No hay tiempo que perder, joven Don Salvador,
aprisa. Usted, hágame el favor de dejarme
cargar al infante imperial. Así, démelo
con cuidado. Con cuidado, hombre, por favor. Eso
es, ¡qué hermoso bebé es! Incluso
en su diminuto perfil, feliz coincidencia, veo algunos
dejos de la silueta del Emperador. Usted sígame,
joven Alteza. No, usted no, Doña Josefa.
La Princesa para en seco, y lanza una última
mirada desafiante a Frau B.
Con gran pesar le notifico que los Emperadores
no han requerido de usted; tan sólo de los
infantes. Qué pena, ya los verá en
otro momento contesta la baronesa.
Escúcheme un momento, Frau B. Comprenda
usted mi situación. Es cierto: un día,
con seguridad, alguno de estos dos herederá
el trono. Con esta esperanza, mi familia los ha
entregado al Emperador. Sin embargo, entre las condiciones
firmadas por mis hermanos, entre tanta pensión,
tanta protección política y tanto
privilegio, está la de no poder regresar
a la Patria sin el consentimiento imperial. Mis
hermanos saben que, cediendo a los infantes, jamás
podrán volverlos a ver. No quiero imaginarme
la soledad que los espera en los Estados Unidos,
que será peor que la mía. No verán
crecer a nuestros niños. Nuestras manos están
atadas. Nuestra dinastía está salvada,
pero nuestra familia se perdió.
La baronesa no escucha las últimas palabras
de la Princesa, ni puede ver sus lágrimas.

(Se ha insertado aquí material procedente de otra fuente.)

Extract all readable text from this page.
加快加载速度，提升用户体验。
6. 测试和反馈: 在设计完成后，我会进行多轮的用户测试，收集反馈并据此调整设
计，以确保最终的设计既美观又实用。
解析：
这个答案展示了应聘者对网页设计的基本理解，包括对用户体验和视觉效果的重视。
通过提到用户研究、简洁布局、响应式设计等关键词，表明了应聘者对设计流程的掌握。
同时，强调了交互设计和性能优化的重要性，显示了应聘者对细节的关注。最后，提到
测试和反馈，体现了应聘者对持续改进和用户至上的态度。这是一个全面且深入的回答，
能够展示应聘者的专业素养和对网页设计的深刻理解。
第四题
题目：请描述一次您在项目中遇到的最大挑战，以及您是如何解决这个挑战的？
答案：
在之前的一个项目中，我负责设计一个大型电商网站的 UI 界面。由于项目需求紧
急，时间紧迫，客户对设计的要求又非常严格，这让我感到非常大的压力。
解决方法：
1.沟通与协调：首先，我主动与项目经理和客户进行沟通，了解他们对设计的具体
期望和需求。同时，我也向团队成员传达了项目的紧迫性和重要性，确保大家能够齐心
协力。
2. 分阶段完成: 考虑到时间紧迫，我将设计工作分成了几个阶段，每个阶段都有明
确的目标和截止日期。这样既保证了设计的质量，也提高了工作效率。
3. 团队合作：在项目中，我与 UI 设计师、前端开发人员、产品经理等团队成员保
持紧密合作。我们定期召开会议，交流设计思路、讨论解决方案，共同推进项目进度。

Ha salido de la mansión con el pequeño
Agustín que duerme en sus brazos. El muchacho
se ha adelantado hacia el carruaje, está
feliz de hacer un viaje a través de la ciudad,
y platica con los guardas que esperaban a Frau B.
El Príncipe Salvador, a sus 16 años,
es verdaderamente hermoso, piensa la baronesa,
con un ligero estremecimiento. Entra en el carruaje
junto con este nuevo y extraño ramo de la
casa de Austria, y desde la residencia de Doña
Pepa de Iturbide, emprende un veloz viaje triunfal,
de regreso al radiante alcázar de Miravalle.